Well, the Air Force has it far worse than the Navy in terms of existential fears, primarily due to the rapid rise and unbelievable dissemination of drones, where seemingly now every military unit has their own miniature air wing of what would have recently passed as toys. Amidst all that, the Air Force has clearly decided that its institutional salvation lies in convincing Congress and everybody else that – somehow – cyberspace is the natural domain of their service and their service alone.  It reminds one of the Navy feeling lost in the post-WWII drawdown and eventually finding its purpose in nuclear-missile-launching subs.
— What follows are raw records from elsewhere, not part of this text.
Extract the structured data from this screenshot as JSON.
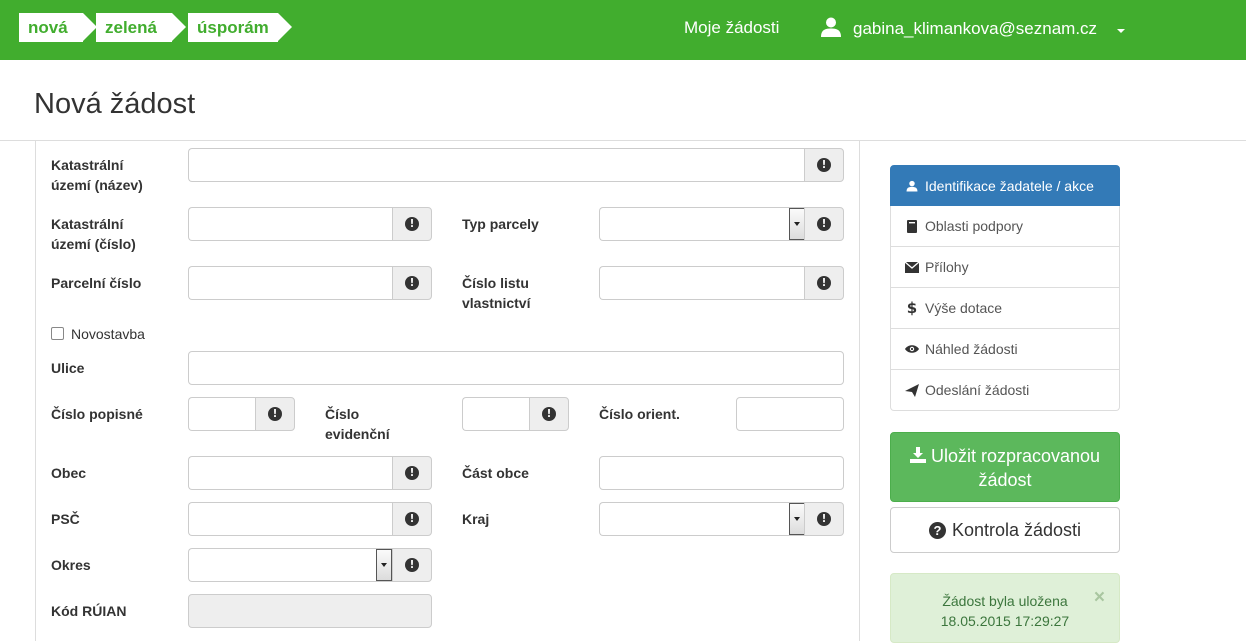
{
  "navbar": {
    "logo": [
      "nová",
      "zelená",
      "úsporám"
    ],
    "my_requests": "Moje žádosti",
    "user_email": "gabina_klimankova@seznam.cz"
  },
  "header": {
    "title": "Nová žádost"
  },
  "form": {
    "katastralni_uzemi_nazev_l1": "Katastrální",
    "katastralni_uzemi_nazev_l2": "území (název)",
    "katastralni_uzemi_cislo_l1": "Katastrální",
    "katastralni_uzemi_cislo_l2": "území (číslo)",
    "typ_parcely": "Typ parcely",
    "parcelni_cislo": "Parcelní číslo",
    "cislo_listu_l1": "Číslo listu",
    "cislo_listu_l2": "vlastnictví",
    "novostavba": "Novostavba",
    "ulice": "Ulice",
    "cislo_popisne": "Číslo popisné",
    "cislo_evidencni_l1": "Číslo",
    "cislo_evidencni_l2": "evidenční",
    "cislo_orient": "Číslo orient.",
    "obec": "Obec",
    "cast_obce": "Část obce",
    "psc": "PSČ",
    "kraj": "Kraj",
    "okres": "Okres",
    "kod_ruian": "Kód RÚIAN",
    "info_glyph": "!"
  },
  "sidebar": {
    "items": [
      {
        "label": "Identifikace žadatele / akce",
        "icon": "user-icon"
      },
      {
        "label": "Oblasti podpory",
        "icon": "book-icon"
      },
      {
        "label": "Přílohy",
        "icon": "envelope-icon"
      },
      {
        "label": "Výše dotace",
        "icon": "dollar-icon"
      },
      {
        "label": "Náhled žádosti",
        "icon": "eye-icon"
      },
      {
        "label": "Odeslání žádosti",
        "icon": "send-icon"
      }
    ],
    "save_l1": "Uložit rozpracovanou",
    "save_l2": "žádost",
    "check_label": "Kontrola žádosti",
    "alert_l1": "Žádost byla uložena",
    "alert_l2": "18.05.2015 17:29:27",
    "alert_close": "×"
  },
  "colors": {
    "brand": "#41ad2e",
    "primary": "#337ab7",
    "success": "#5cb85c"
  }
}
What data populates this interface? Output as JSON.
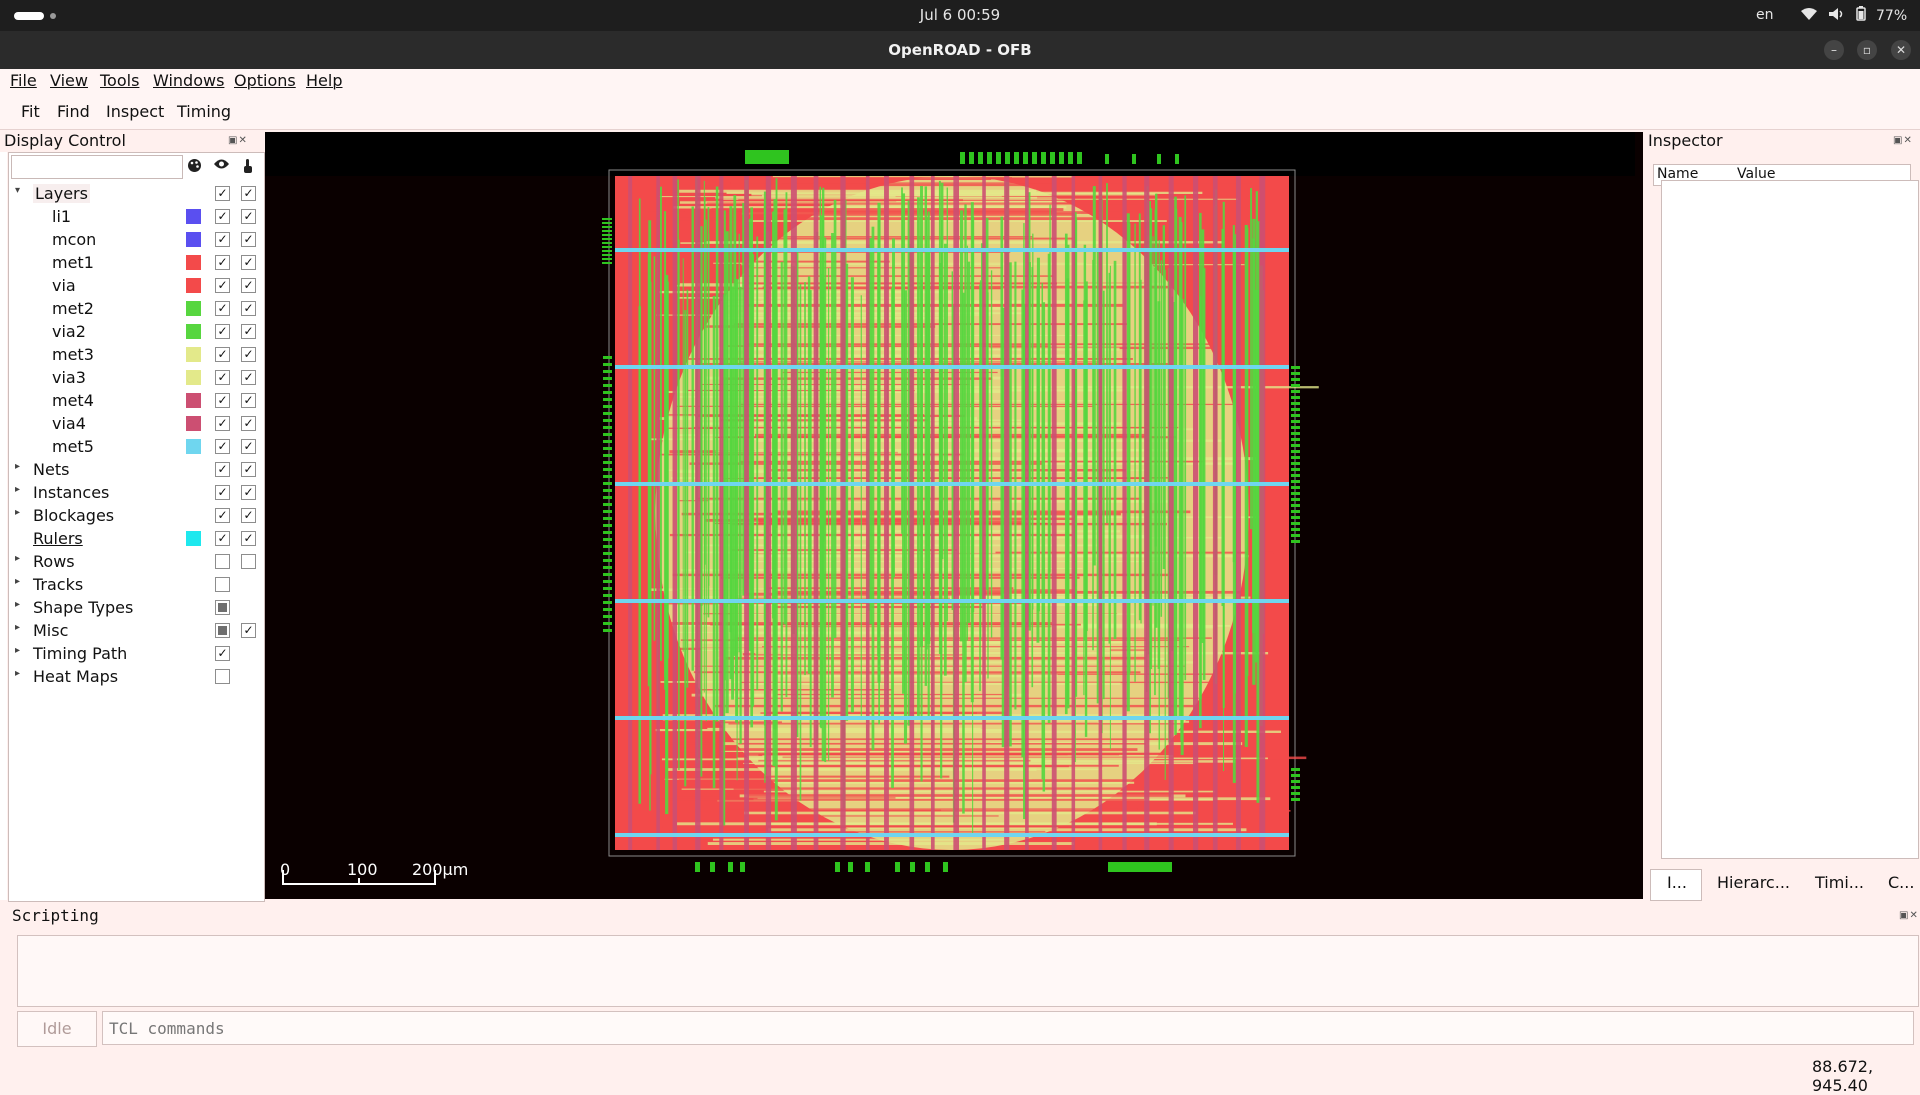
{
  "system_bar": {
    "clock": "Jul 6  00:59",
    "lang": "en",
    "battery": "77%"
  },
  "window": {
    "title": "OpenROAD - OFB"
  },
  "menubar": {
    "items": [
      "File",
      "View",
      "Tools",
      "Windows",
      "Options",
      "Help"
    ]
  },
  "toolbar": {
    "items": [
      "Fit",
      "Find",
      "Inspect",
      "Timing"
    ]
  },
  "display_control": {
    "title": "Display Control",
    "tree": [
      {
        "label": "Layers",
        "expanded": true,
        "color": null,
        "visible": "checked",
        "selectable": "checked"
      },
      {
        "label": "li1",
        "child": true,
        "color": "#5a4ff0",
        "visible": "checked",
        "selectable": "checked"
      },
      {
        "label": "mcon",
        "child": true,
        "color": "#5a4ff0",
        "visible": "checked",
        "selectable": "checked"
      },
      {
        "label": "met1",
        "child": true,
        "color": "#f34a4a",
        "visible": "checked",
        "selectable": "checked"
      },
      {
        "label": "via",
        "child": true,
        "color": "#f34a4a",
        "visible": "checked",
        "selectable": "checked"
      },
      {
        "label": "met2",
        "child": true,
        "color": "#57d63f",
        "visible": "checked",
        "selectable": "checked"
      },
      {
        "label": "via2",
        "child": true,
        "color": "#57d63f",
        "visible": "checked",
        "selectable": "checked"
      },
      {
        "label": "met3",
        "child": true,
        "color": "#e3e98a",
        "visible": "checked",
        "selectable": "checked"
      },
      {
        "label": "via3",
        "child": true,
        "color": "#e3e98a",
        "visible": "checked",
        "selectable": "checked"
      },
      {
        "label": "met4",
        "child": true,
        "color": "#cc4f72",
        "visible": "checked",
        "selectable": "checked"
      },
      {
        "label": "via4",
        "child": true,
        "color": "#cc4f72",
        "visible": "checked",
        "selectable": "checked"
      },
      {
        "label": "met5",
        "child": true,
        "color": "#6fd6ef",
        "visible": "checked",
        "selectable": "checked"
      },
      {
        "label": "Nets",
        "expandable": true,
        "color": null,
        "visible": "checked",
        "selectable": "checked"
      },
      {
        "label": "Instances",
        "expandable": true,
        "color": null,
        "visible": "checked",
        "selectable": "checked"
      },
      {
        "label": "Blockages",
        "expandable": true,
        "color": null,
        "visible": "checked",
        "selectable": "checked"
      },
      {
        "label": "Rulers",
        "color": "#1ee8ee",
        "visible": "checked",
        "selectable": "checked",
        "underline": true
      },
      {
        "label": "Rows",
        "expandable": true,
        "color": null,
        "visible": "unchecked",
        "selectable": "unchecked"
      },
      {
        "label": "Tracks",
        "expandable": true,
        "color": null,
        "visible": "unchecked",
        "selectable": null
      },
      {
        "label": "Shape Types",
        "expandable": true,
        "color": null,
        "visible": "partial",
        "selectable": null
      },
      {
        "label": "Misc",
        "expandable": true,
        "color": null,
        "visible": "partial",
        "selectable": "checked"
      },
      {
        "label": "Timing Path",
        "expandable": true,
        "color": null,
        "visible": "checked",
        "selectable": null
      },
      {
        "label": "Heat Maps",
        "expandable": true,
        "color": null,
        "visible": "unchecked",
        "selectable": null
      }
    ]
  },
  "layout_view": {
    "scale_labels": [
      "0",
      "100",
      "200μm"
    ],
    "colors": {
      "background": "#0a0000",
      "met1": "#f34a4a",
      "met2": "#57d63f",
      "met3": "#e3e98a",
      "met4": "#cc4f72",
      "met5": "#6fd6ef"
    }
  },
  "inspector": {
    "title": "Inspector",
    "columns": [
      "Name",
      "Value"
    ],
    "tabs": [
      "I...",
      "Hierarc...",
      "Timi...",
      "C..."
    ]
  },
  "scripting": {
    "title": "Scripting",
    "status": "Idle",
    "input_placeholder": "TCL commands"
  },
  "status_bar": {
    "coordinates": "88.672, 945.40"
  }
}
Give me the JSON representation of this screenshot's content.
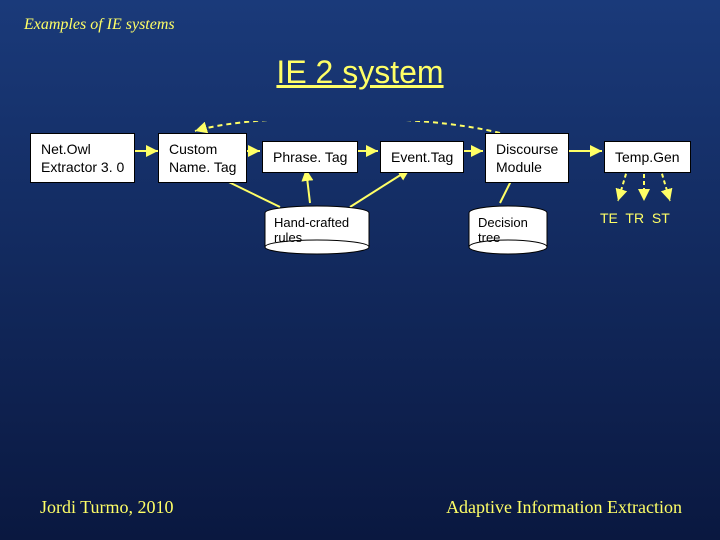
{
  "header": "Examples of IE systems",
  "title": "IE 2 system",
  "boxes": {
    "netowl": "Net.Owl\nExtractor 3. 0",
    "custom": "Custom\nName. Tag",
    "phrase": "Phrase. Tag",
    "event": "Event.Tag",
    "discourse": "Discourse\nModule",
    "tempgen": "Temp.Gen"
  },
  "labels": {
    "handcrafted": "Hand-crafted\nrules",
    "decision": "Decision\ntree",
    "outputs": "TE  TR  ST"
  },
  "footer": {
    "left": "Jordi Turmo, 2010",
    "right": "Adaptive Information Extraction"
  }
}
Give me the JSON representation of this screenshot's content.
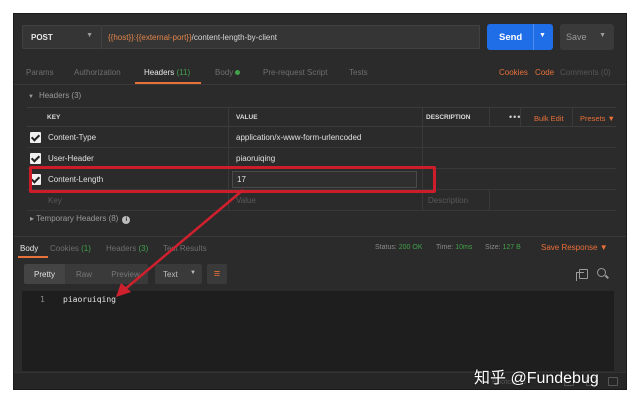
{
  "request": {
    "method": "POST",
    "url_var": "{{host}}:{{external-port}}",
    "url_path": "/content-length-by-client",
    "send_label": "Send",
    "save_label": "Save"
  },
  "tabs": [
    {
      "label": "Params"
    },
    {
      "label": "Authorization"
    },
    {
      "label": "Headers",
      "count": "(11)"
    },
    {
      "label": "Body"
    },
    {
      "label": "Pre-request Script"
    },
    {
      "label": "Tests"
    }
  ],
  "tab_links": {
    "cookies": "Cookies",
    "code": "Code",
    "comments": "Comments (0)"
  },
  "headers_section": {
    "title": "Headers (3)"
  },
  "table": {
    "columns": {
      "key": "KEY",
      "value": "VALUE",
      "description": "DESCRIPTION"
    },
    "bulk_edit": "Bulk Edit",
    "presets": "Presets",
    "rows": [
      {
        "key": "Content-Type",
        "value": "application/x-www-form-urlencoded"
      },
      {
        "key": "User-Header",
        "value": "piaoruiqing"
      },
      {
        "key": "Content-Length",
        "value": "17"
      }
    ],
    "placeholder": {
      "key": "Key",
      "value": "Value",
      "description": "Description"
    }
  },
  "temporary_headers": "Temporary Headers (8)",
  "response_tabs": [
    {
      "label": "Body"
    },
    {
      "label": "Cookies",
      "count": "(1)"
    },
    {
      "label": "Headers",
      "count": "(3)"
    },
    {
      "label": "Test Results"
    }
  ],
  "status": {
    "status_label": "Status:",
    "status_value": "200 OK",
    "time_label": "Time:",
    "time_value": "10ms",
    "size_label": "Size:",
    "size_value": "127 B",
    "save_response": "Save Response"
  },
  "response_toolbar": {
    "pretty": "Pretty",
    "raw": "Raw",
    "preview": "Preview",
    "format": "Text"
  },
  "code": {
    "line": "1",
    "text": "piaoruiqing"
  },
  "bottom_bar": {
    "bootcamp": "Bootcamp"
  },
  "watermark": "知乎 @Fundebug",
  "colors": {
    "accent": "#e8703a",
    "send": "#1f6ee8",
    "highlight": "#cf1c2b",
    "success": "#42a14a"
  }
}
I have personally seen one hilariously over-the-top briefing by the Air Force’s top futurologists that paints a Tomorrowland where individual bad actors can destroy  the human race with a stroke of the keyboard and . . . if the U.S. government were smart, it’d basically dump the entire Defense Department budget into the Air Force’s coffer to allow it to monitor every byte of the WorldWideWeb 24/7 in a groovy, “trust us” Skynet sort of way. Without realizing it, I actually blurted out “bullshit” halfway through the presentation.  It was a bureaucratic jump-the-shark moment I will never forget.

Is there anything about cyberspace that particularly screams Air Force?  Not really.  If cyber warfare is going to be as all encompassing as it’s made out to be by its vigorous proponents, then it will disseminate throughout the services even more than the drone phenomenon has.

Having said that, it’s not hard to imagine a future where the Pentagon gives the “air” Force this sop as a way of encouraging its bureaucratic accommodation to its profound institutional downgrading due to drones going DoD-wide and essentially killing much of the USAF’s rationale as a unique war-fighting service (it was always weak, since the Army, Navy and Marines all kept their own air forces all along).

My point is saying all this: all of us who are interested in rational debates about U.S. national security (i.e., non-fear mongering and non-hyperbolic discussions) need to understand that virtually everything the Air Force tells us about cyber warfare will be reflect that service’s deep fears about its future, meaning it will be 90% sales-job and 10% reality.

Bottom line: if you want trustworthy analysis of the cyber threat, you will need to look outside the Pentagon.